With the MCD headed for a split, work on preparation of three separate budgets has started in the civic body.
According to senior officials, the budget will be distributed depending on wards, type of area — whether commercial or residential — and population density. Revenue like property tax will, however, be distributed as per earnings of the respective corporations.
The MCD will be split into North Delhi, East Delhi and South Delhi corporations in April and the budgets will have to be finalised on the first day the general house of the corporations meets.
According to MCD's financial advisor-cum-charted accountant Mayank Sharma, the department is calculating the budget in a scientific manner, considering every element of expenditure and revenue.
"It is a vast exercise and for distribution of assets and revenue, all elements of the area type and population are being taken into consideration," Sharma said.
Through Census data, the MCD has discovered that Sadar Paharganj zone has the highest population density at 66,000 persons per square kilometers.

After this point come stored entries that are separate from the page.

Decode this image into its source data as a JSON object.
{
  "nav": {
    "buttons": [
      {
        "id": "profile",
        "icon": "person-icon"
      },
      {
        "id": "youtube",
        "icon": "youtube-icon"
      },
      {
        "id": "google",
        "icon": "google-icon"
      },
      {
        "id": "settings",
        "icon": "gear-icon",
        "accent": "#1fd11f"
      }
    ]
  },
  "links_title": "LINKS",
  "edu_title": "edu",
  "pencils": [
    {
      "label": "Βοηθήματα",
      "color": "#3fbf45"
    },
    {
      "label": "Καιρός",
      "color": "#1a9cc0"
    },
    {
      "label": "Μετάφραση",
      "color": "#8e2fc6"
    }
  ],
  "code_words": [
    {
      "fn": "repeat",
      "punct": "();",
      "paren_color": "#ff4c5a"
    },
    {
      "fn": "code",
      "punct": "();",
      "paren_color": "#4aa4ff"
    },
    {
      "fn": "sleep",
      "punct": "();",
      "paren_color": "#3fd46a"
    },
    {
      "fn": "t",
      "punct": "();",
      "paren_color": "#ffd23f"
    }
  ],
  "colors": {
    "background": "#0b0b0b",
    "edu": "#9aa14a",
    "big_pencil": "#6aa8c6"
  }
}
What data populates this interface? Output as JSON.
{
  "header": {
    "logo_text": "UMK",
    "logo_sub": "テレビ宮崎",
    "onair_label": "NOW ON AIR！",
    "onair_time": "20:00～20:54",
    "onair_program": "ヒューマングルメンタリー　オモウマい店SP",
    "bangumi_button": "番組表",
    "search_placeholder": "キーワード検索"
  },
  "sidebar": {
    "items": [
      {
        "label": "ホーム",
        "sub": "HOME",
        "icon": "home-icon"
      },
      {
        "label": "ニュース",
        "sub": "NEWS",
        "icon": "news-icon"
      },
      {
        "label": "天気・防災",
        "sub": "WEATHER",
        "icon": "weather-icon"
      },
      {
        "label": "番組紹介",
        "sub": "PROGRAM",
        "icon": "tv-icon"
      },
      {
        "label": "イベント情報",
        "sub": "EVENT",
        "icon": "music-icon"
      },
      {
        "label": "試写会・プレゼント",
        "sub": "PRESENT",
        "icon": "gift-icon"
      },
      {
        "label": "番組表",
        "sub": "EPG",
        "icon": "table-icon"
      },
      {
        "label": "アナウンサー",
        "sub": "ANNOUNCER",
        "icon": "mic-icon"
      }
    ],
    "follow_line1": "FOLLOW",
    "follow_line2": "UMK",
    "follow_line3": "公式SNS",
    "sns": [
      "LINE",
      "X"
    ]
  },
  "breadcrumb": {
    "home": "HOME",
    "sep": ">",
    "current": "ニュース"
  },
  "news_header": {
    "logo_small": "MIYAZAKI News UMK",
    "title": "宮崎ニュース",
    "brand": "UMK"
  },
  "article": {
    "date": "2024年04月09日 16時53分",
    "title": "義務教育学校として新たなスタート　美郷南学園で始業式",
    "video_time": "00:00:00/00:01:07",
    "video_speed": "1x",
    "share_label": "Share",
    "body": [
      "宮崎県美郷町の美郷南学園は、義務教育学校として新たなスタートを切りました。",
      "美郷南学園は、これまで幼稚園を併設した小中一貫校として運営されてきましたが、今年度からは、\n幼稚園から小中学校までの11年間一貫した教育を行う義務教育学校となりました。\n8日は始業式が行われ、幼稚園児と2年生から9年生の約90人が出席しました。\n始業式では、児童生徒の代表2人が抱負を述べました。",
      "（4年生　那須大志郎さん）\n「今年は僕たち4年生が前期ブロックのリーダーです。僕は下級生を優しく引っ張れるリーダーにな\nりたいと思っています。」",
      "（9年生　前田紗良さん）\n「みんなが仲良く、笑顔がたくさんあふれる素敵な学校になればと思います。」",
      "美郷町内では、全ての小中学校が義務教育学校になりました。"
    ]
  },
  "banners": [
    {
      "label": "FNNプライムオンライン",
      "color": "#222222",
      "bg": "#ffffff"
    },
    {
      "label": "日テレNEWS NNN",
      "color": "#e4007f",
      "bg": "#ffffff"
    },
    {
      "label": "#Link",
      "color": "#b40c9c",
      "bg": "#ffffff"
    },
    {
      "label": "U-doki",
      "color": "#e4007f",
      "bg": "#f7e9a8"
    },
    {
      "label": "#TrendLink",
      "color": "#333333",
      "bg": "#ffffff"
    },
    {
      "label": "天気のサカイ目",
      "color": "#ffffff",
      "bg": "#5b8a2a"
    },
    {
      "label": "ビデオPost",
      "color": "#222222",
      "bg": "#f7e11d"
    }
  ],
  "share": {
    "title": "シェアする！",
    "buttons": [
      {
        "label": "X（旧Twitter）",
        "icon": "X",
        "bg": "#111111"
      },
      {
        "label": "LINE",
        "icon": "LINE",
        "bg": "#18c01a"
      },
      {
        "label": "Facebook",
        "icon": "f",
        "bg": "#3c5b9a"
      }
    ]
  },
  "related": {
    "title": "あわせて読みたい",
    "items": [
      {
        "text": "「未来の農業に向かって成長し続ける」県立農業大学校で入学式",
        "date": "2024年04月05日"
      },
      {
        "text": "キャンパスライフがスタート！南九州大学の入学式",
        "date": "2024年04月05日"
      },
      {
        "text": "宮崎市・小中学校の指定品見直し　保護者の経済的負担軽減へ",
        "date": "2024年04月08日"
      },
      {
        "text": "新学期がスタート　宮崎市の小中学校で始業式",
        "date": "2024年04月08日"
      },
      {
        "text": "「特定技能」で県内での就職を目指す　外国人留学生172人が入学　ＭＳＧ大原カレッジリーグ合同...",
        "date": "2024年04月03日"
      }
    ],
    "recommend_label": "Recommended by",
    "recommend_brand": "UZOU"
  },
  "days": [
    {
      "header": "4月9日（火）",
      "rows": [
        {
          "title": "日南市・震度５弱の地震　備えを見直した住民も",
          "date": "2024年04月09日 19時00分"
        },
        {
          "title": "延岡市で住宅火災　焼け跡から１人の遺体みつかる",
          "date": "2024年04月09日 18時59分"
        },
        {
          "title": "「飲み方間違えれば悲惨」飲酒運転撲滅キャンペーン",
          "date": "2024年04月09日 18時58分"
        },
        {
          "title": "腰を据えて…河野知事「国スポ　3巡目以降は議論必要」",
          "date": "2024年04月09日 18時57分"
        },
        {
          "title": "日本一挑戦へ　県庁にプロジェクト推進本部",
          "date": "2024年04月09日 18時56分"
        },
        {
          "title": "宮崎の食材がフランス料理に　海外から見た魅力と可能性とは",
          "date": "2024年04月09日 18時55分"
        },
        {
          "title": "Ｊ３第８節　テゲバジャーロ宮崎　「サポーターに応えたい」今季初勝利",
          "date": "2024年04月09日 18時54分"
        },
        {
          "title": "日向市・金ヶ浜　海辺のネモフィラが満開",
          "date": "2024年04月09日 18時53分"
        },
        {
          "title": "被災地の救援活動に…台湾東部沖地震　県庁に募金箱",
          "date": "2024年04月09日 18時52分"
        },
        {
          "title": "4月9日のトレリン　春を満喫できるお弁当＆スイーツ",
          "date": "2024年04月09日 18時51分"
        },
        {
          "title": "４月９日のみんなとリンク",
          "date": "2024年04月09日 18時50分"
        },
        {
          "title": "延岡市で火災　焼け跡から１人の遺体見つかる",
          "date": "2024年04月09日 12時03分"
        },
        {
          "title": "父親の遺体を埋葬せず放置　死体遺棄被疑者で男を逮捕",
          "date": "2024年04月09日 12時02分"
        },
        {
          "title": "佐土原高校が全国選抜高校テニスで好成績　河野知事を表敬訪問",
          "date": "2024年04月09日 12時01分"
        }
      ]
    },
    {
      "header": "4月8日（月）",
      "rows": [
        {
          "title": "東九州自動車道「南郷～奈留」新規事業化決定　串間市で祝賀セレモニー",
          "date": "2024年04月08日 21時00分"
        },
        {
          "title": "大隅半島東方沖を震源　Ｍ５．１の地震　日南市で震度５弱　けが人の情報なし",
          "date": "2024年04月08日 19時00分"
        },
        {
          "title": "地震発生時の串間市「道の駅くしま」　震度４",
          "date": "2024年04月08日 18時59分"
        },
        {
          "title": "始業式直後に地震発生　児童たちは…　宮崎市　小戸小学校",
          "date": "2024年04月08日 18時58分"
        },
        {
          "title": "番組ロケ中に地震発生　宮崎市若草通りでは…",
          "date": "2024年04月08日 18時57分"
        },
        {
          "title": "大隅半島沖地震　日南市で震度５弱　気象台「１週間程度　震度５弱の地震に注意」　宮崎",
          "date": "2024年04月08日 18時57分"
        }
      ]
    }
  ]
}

Earlier in February, secretary, urban development ministry of Delhi government, RK Srivastava had asked the MCD to prepare the budget for three municipal corporations for the financial year 2012-13.
Critics of the split say that rural areas and unauthorised colonies generate low property tax and so will lose out on development. But MCD officials have refuted such claims. "The revenues are high. They will appear lowly when you compare them to the revenues collected from commercial areas," said an official.